Dr Goodluck added that some irregularities were observed in a few areas but the polling staff worked in a very professional way.

He also congratulated the country for holding elections and hoped that the whole exercise would be concluded smoothly.

Dr Goodluck requested the people to have patience and wait for the final results.

He expressed his gratitude for the invitation to observe the elections and commended the Election Commission of Pakistan (ECP) for logistical preparations amid challenges. The group adhered to principles of impartiality, non-interference, and independence during its deployment, engaging with various stakeholders.

Appreciating the role of Election Commission of Pakistan, he said that the COG observers were deployed in various areas including Islamabad, Rawalpindi, Lahore, Multan, Faisalabad, Karachi, Hyderabad and Abbottabad on February 6, 2024 to observe election preparations.

Dr Jonathan mentioned the substantially reformed legal framework leading up to the 2024 General Elections, emphasising the importance of continued reform in line with the Constitution and Commonwealth Charter values.

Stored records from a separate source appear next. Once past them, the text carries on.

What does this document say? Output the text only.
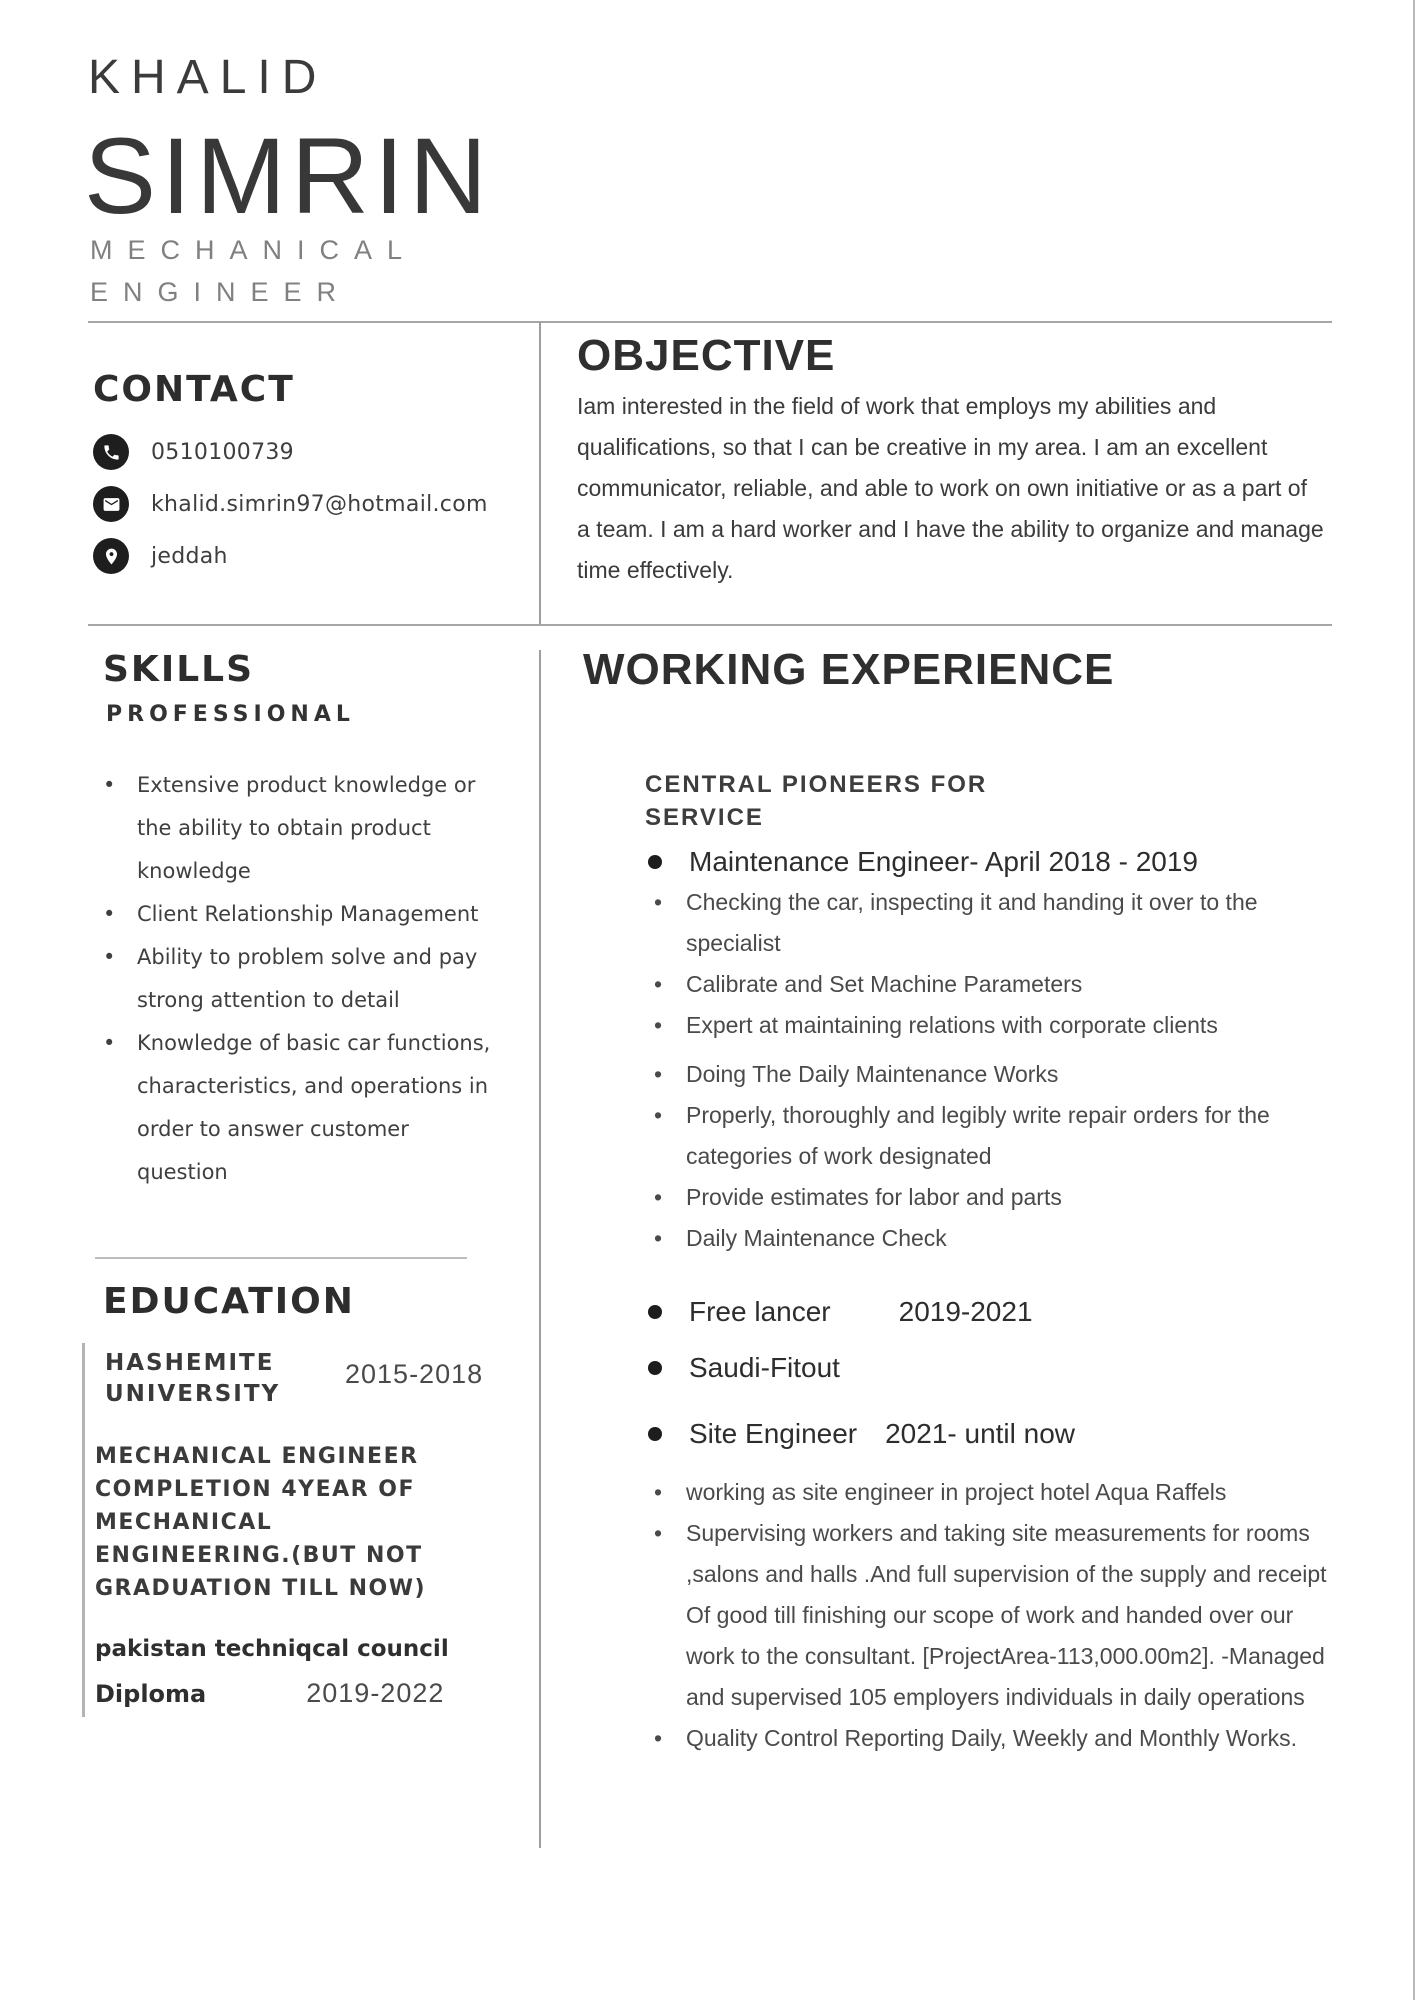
KHALID
SIMRIN
MECHANICAL
ENGINEER
CONTACT
0510100739
khalid.simrin97@hotmail.com
jeddah
OBJECTIVE
Iam interested in the field of work that employs my abilities and qualifications, so that I can be creative in my area. I am an excellent communicator, reliable, and able to work on own initiative or as a part of a team. I am a hard worker and I have the ability to organize and manage time effectively.
SKILLS
PROFESSIONAL
• Extensive product knowledge or the ability to obtain product knowledge
• Client Relationship Management
• Ability to problem solve and pay strong attention to detail
• Knowledge of basic car functions, characteristics, and operations in order to answer customer question
EDUCATION
HASHEMITE UNIVERSITY
2015-2018
MECHANICAL ENGINEER COMPLETION 4YEAR OF MECHANICAL ENGINEERING.(BUT NOT GRADUATION TILL NOW)
pakistan techniqcal council
Diploma	2019-2022
WORKING EXPERIENCE
CENTRAL PIONEERS FOR SERVICE
Maintenance Engineer- April 2018 - 2019
• Checking the car, inspecting it and handing it over to the specialist
• Calibrate and Set Machine Parameters
• Expert at maintaining relations with corporate clients
• Doing The Daily Maintenance Works
• Properly, thoroughly and legibly write repair orders for the categories of work designated
• Provide estimates for labor and parts
• Daily Maintenance Check
Free lancer 2019-2021
Saudi-Fitout
Site Engineer 2021- until now
• working as site engineer in project hotel Aqua Raffels
• Supervising workers and taking site measurements for rooms ,salons and halls .And full supervision of the supply and receipt Of good till finishing our scope of work and handed over our work to the consultant. [ProjectArea-113,000.00m2]. -Managed and supervised 105 employers individuals in daily operations
• Quality Control Reporting Daily, Weekly and Monthly Works.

The areas for refinement in the legal framework will be detailed in the final report.

Lauding the reduction in the national gender gap in registered voters and the reserved seats for women, he noted concerns regarding the participation of women candidates and some communities discouraging women from campaigning and voting. The youth engagement in campaigns, especially on social media, was commended, but challenges for minority communities were mentioned.

The COG chairperson underscored the importance of a legal and administrative environment conducive to citizens’ right to run for office and vote. He noted the implementation of codes of conduct for political parties and the media, with calls for more stakeholder engagement.

He emphasised the significance of elections in democracy, called for magnanimity in victory and graciousness in defeat, and reiterated the Commonwealth’s commitment to supporting Pakistan’s post-election journey.